Laporan keuangan yang akurat yang menampilkan organisasi sebagai stabil secara finansial,
efisien secara operasional, dan diposisikan untuk pertumbuhan masa depan yang kuat dapat
melakukan banyak hal untuk meningkatkan reputasi dan kebaikan kehendak suatu organisasi.
Ini menyajikan kesulitan etika yang sangat jelas. Kantor akuntan/auditor dibayar oleh
korporasi, tetapi benar-benar melayani masyarakat umum, yang mencari tinjauan yang tidak
memihak dan objektif. Hal ini menjadi sangat penting karena laporan keuangan menjadi
acuan operasional suatu organisasi.

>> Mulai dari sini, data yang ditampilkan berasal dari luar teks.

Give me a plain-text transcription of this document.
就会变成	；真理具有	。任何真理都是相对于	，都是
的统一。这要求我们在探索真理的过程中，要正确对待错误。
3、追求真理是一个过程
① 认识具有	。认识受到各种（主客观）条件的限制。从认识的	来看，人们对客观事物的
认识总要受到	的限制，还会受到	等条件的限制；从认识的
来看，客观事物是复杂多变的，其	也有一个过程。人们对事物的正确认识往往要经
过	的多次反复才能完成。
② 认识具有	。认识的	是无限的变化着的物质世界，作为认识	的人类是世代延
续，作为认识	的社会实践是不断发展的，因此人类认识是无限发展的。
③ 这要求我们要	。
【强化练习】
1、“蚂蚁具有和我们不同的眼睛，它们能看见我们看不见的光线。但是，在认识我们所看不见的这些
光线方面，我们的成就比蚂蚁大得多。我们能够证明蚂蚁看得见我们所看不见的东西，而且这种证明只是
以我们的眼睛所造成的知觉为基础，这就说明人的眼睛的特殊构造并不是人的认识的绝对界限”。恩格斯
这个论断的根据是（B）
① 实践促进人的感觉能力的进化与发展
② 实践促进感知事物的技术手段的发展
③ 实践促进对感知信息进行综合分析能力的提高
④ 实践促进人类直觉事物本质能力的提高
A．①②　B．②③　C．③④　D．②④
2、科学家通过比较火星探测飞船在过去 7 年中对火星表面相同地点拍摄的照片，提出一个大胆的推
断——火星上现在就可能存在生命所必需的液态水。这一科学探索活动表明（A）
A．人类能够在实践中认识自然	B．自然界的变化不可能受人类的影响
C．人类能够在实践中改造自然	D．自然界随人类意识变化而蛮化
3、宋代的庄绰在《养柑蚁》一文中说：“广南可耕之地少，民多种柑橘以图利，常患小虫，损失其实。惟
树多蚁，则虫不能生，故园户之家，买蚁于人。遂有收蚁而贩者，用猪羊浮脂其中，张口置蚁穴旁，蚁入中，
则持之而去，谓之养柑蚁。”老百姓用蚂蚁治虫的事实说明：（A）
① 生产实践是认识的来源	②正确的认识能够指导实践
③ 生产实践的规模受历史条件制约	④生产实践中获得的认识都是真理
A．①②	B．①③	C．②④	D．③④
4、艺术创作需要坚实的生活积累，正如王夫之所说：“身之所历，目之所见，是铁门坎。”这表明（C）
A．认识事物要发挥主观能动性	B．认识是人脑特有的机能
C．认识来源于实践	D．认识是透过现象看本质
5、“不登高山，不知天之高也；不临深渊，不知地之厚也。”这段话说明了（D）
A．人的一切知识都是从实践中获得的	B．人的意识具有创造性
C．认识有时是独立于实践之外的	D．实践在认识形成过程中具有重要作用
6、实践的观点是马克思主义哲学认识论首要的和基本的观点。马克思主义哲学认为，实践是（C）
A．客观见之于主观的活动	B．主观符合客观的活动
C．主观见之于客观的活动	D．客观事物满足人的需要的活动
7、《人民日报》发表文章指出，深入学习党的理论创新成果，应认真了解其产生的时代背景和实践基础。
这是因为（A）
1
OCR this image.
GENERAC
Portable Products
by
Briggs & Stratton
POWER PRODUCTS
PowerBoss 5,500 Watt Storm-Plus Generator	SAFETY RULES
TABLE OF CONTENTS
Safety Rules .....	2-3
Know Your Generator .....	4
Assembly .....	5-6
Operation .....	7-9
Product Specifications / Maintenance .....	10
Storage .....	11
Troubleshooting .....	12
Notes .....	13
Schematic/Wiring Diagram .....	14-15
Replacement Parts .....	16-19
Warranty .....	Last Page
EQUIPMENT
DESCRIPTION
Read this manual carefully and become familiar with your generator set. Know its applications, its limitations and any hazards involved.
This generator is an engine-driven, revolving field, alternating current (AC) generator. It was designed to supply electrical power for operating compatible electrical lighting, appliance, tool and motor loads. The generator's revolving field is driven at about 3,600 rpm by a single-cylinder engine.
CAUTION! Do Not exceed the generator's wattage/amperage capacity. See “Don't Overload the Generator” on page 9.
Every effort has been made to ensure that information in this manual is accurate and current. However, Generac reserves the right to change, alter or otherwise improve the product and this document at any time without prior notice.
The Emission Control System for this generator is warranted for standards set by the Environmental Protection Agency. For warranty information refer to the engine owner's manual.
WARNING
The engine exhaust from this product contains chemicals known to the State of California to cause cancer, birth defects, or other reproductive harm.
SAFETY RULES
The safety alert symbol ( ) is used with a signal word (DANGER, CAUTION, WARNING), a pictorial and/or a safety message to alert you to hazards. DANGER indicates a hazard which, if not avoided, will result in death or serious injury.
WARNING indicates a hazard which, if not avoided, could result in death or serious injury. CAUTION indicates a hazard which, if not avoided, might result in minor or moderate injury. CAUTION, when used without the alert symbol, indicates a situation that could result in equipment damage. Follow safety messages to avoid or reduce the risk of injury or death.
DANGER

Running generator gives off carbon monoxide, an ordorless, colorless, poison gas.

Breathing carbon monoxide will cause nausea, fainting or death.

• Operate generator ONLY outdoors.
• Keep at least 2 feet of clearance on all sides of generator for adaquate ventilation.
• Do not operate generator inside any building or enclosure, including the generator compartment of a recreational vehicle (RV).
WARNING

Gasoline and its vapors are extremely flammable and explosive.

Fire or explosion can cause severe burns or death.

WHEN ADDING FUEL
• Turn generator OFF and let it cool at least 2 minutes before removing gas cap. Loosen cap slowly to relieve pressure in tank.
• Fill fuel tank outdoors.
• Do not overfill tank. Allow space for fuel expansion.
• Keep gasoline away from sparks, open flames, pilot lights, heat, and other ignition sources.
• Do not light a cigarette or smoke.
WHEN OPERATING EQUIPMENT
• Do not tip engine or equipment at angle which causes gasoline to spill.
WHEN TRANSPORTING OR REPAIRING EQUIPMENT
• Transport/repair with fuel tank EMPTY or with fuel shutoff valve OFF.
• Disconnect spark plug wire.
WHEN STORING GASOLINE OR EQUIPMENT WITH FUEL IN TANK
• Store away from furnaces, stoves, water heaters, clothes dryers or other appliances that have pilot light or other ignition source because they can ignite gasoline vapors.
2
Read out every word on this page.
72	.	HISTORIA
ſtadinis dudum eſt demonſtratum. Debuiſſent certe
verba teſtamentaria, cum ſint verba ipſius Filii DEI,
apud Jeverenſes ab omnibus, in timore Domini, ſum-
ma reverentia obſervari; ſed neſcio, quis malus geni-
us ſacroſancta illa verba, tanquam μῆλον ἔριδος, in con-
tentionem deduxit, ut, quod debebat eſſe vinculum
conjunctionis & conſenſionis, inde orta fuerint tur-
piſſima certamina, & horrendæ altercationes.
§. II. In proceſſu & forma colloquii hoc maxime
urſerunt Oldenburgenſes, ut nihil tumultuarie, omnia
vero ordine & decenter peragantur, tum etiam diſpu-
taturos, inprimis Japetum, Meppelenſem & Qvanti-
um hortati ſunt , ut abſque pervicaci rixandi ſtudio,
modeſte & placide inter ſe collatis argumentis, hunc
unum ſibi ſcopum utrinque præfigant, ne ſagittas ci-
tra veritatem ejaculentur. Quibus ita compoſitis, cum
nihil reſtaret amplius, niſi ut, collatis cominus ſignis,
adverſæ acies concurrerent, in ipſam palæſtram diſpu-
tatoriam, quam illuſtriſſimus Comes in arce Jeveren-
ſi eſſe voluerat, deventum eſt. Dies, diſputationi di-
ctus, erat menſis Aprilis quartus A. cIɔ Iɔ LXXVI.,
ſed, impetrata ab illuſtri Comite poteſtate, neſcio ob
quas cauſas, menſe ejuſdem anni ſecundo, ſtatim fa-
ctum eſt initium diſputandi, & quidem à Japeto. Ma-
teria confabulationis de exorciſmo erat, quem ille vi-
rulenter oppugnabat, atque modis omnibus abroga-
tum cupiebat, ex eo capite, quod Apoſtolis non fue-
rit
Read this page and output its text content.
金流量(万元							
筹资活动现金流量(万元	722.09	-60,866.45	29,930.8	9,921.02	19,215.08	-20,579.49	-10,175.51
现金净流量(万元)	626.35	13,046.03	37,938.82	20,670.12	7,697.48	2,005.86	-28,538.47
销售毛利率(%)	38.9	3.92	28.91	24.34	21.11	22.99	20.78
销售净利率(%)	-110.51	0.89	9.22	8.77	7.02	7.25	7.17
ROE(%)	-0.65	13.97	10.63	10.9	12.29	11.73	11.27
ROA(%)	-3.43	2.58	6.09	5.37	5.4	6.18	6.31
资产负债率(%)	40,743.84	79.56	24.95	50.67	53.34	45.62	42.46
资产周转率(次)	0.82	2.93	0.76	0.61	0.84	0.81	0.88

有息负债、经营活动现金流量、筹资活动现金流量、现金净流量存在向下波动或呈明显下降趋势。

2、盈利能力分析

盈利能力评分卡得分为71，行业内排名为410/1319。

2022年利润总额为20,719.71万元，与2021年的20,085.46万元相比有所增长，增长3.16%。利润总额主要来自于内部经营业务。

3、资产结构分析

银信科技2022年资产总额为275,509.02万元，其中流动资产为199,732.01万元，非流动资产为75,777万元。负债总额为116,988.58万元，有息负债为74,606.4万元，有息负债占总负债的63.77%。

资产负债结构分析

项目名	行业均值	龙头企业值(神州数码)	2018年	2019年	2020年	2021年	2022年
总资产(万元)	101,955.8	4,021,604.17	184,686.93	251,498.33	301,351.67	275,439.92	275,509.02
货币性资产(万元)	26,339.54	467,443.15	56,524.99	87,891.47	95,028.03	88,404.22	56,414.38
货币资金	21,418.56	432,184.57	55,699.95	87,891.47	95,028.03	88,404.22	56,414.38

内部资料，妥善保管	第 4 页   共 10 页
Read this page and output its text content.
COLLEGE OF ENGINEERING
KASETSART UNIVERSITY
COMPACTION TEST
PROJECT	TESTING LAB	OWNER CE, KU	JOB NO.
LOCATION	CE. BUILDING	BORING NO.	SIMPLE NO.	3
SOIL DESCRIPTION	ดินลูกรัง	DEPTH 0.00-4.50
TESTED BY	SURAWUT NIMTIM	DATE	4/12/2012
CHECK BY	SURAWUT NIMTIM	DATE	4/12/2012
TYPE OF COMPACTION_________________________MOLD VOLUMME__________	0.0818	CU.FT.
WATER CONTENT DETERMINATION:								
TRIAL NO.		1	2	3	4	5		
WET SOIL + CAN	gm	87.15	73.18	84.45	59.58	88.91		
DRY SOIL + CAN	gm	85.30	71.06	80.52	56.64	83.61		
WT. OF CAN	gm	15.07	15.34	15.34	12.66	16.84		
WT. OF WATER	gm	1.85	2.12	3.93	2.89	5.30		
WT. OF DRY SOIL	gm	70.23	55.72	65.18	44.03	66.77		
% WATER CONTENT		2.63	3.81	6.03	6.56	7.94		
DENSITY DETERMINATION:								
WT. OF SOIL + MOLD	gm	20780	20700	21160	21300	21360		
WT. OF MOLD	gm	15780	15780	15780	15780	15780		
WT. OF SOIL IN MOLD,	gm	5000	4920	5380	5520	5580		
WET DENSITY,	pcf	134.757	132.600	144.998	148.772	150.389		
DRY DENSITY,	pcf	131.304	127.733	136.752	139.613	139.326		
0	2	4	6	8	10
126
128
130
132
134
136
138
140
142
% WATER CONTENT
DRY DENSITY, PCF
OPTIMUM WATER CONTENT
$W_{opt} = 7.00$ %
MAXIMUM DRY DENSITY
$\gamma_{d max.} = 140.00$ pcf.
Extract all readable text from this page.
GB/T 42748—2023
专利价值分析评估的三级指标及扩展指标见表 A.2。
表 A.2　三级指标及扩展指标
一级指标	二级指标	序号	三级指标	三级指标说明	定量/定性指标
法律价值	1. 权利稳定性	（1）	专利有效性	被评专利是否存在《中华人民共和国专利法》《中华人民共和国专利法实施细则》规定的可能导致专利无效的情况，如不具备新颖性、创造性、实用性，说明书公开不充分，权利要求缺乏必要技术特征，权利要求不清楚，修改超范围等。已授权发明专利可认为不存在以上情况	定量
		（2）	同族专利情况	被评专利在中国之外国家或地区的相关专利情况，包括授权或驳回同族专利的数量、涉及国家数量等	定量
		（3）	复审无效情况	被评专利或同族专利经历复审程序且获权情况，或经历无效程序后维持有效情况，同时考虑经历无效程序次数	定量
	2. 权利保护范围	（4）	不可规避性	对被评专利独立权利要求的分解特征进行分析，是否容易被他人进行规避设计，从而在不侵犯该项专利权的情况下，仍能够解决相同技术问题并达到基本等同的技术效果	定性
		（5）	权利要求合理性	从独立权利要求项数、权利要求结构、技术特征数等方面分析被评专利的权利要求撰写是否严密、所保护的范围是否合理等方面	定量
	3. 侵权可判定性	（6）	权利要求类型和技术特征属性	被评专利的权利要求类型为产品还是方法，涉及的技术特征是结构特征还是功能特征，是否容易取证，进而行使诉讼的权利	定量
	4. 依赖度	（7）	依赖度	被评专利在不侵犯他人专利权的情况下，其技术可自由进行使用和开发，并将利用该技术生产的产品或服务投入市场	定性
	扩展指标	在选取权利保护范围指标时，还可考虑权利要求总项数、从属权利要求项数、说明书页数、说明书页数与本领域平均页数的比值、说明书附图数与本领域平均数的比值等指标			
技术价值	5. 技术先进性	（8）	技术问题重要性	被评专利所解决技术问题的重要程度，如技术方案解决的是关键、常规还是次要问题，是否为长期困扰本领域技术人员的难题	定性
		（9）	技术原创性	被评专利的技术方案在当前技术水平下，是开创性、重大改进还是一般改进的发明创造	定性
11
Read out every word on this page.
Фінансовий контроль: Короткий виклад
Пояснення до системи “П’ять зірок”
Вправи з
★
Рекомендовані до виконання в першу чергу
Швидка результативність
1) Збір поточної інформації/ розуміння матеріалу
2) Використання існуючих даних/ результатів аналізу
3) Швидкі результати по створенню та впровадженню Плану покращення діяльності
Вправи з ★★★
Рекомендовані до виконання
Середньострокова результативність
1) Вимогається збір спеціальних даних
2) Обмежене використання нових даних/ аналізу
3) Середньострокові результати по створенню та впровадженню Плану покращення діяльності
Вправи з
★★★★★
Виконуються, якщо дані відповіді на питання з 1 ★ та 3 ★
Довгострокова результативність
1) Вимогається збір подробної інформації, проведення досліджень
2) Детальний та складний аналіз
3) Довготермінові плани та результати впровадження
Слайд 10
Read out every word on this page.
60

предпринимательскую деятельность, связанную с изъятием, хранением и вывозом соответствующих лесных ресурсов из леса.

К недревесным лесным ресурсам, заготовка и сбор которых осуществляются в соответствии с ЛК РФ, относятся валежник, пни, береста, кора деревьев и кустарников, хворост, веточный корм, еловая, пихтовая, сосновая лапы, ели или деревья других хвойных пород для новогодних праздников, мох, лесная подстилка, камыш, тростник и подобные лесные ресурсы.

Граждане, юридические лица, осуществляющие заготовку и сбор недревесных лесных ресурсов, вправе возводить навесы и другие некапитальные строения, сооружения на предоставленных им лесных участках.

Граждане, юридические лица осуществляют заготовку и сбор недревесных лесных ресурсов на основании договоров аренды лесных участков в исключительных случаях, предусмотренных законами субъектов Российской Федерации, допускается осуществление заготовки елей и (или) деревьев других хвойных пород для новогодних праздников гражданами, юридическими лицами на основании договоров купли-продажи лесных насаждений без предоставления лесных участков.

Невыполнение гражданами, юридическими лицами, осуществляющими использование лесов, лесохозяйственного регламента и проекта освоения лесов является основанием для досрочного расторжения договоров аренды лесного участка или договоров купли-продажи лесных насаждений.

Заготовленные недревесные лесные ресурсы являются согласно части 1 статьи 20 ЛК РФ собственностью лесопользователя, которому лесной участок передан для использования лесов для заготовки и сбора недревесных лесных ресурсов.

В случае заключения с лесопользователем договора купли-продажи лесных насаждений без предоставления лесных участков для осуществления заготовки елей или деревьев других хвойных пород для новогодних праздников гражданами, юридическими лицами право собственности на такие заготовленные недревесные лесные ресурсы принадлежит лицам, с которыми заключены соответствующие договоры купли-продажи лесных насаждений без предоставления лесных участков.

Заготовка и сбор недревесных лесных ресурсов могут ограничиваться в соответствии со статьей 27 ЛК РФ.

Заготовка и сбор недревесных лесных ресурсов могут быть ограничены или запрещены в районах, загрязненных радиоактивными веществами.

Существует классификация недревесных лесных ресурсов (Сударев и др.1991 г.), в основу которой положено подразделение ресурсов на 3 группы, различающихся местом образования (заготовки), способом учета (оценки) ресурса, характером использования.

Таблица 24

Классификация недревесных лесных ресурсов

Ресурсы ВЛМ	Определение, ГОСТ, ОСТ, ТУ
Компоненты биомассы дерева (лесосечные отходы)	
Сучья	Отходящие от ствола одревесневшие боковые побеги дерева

Sesuatu yang tidak dilakukan secara profesional dan
ilegal dapat menjadikan suatu laporan yang tidak realistis dan berdampak buruk bagi
organisasi karena tidak sesuai dengan fakta di Lapangan

Dengan begitu banyak tekanan etis yang dihadapi profesi akuntansi dan buku pedoman
standar operasi yang terbuka untuk penyalahgunaan tersebut, pilihan terakhir untuk pedoman
etika dan kepemimpinan adalah Kode Etik yang dikeluarkan oleh American Institute of
Certified Public Akuntan (AICPA). Namun penggunaan model JUCI juga dapat digunakan
sebagai payung etika yang lebih besar lagi dan dapat menjadikan sebuah sifat yang
profesional bagi seorang akuntan.
Referensi

Payne, D. M., Corey, C., Raiborn, C., & Zingoni, M. (2020). An applied code of ethics model
for decision-making in the accounting profession. Management Research Review, 43(9),
1117–1134. https://doi.org/10.1108/MRR-10-2018-0380

Ghillyer, A. (2018). Business Ethics Now, 5th Edition. New York: McGraw-Hill Education.